En 2014 je suis parti vivre un an en Californie et j’ai décidé d’en profiter pour arrêter mon sport (rugby) et trouver un truc plus « Californien ». Comme j’ai pas la patience de faire du surf, l’âge pour faire du skate, ou le physique pour faire du football américain, je me suis dit que je pourrais essayer le triathlon (ok, je savais pas nager le crawl et j’avais plus de vélo depuis mes dix ans, mais j’avais commencé la CAP depuis 6 mois, donc trankil quoi…). J’ai donc fait une année dans l’université où je travaillais, University of California Los Angeles, ce qui explique pourquoi j’ai des affaires UCLA…

  • Pourquoi avoir choisi Orsay?

De retour en France en 2015 j’étais déçu de pas avoir de club dans le coin, mais le bouche à oreille m’a vite fait savoir qu’un club était en passe d’ouvrir, juste l’année suivante, à Orsay. Comme je travaille à Orsay, c’était l’idéal. Mon année à UCLA avait été très sympa (plus par l’environnement que par le club lui-même, très élitiste et évidemment très jeune), mais j’aimais pas le triathlon au point d’aller m’inscrire dans un club éloigné. En plus, celui qui allait ouvrir à Orsay promettait d’avoir une super mentalité : « le triathlon pour tous ».

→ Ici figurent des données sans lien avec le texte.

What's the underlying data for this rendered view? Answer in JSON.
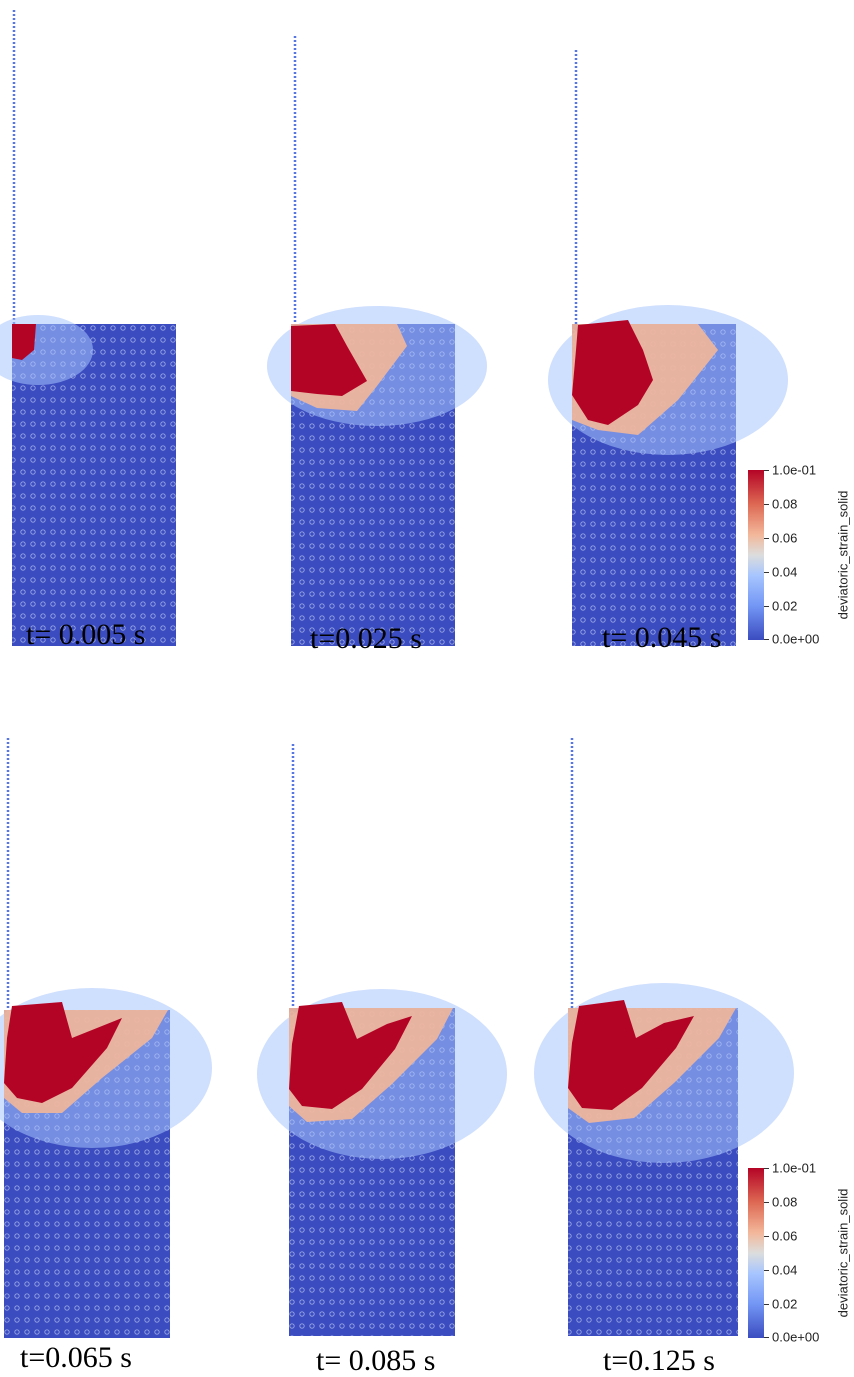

  • Des anecdotes? Des souvenirs particuliers au sein du club ou dans le triathlon?

Je retiendrai deux souvenirs : celui de mon premier triathlon, à Camp Pendleton, le camp d’entrainement des Marines pour l’Afghanistan et l’Irak, qui ouvrait aux civils leur triathlon et dans lequel je me suis laissé entrainer par un copain. Outre des vagues géantes et la chaleur écrasante du désert, j’ai été marqué par l’ambiance très particulière des bénévoles et spectateurs qui étaient tous des Marines, et qui encouragent d’une manière très… propre à leur réputation.

En France, mon souvenir le plus fort est mon 1e L, sous la bienveillance d’un club tout entier, et avec l’accueil d’un grand groupe du club à l’arrivée, ce qui est indescriptible comme sentiment, mais la preuve irréfutable que courir en club, surtout un comme celui d’Orsay, fait toute la différence.

Parlons maintenant de cet exploit que tu nous a réalisé  au FrenchMan; tu t’es aligné sur la distance « légendaire » XXL:

  • Comment en es tu venu à cette démarche?

J’ai toujours voulu faire un XXL. Enfin, depuis que j’ai décidé que j’allais me mettre au triathlon. Le seul truc c’est que j’ai mis plusieurs années à le réaliser.

Le jour où j’ai découvert l’existence de la distance Ironman (alors que je n’avais pas encore fait un seul entrainement), ma réflexion a été très distinctement « mais je ne vais jamais y arriver ! ». Des années après, j’ai réalisé que si je m’étais dit ça, c’est que clairement j’avais déjà inconsciemment décidé que je devais passer par là.

  • Ta préparation, comment l’as-tu préparé, abordé, effectué?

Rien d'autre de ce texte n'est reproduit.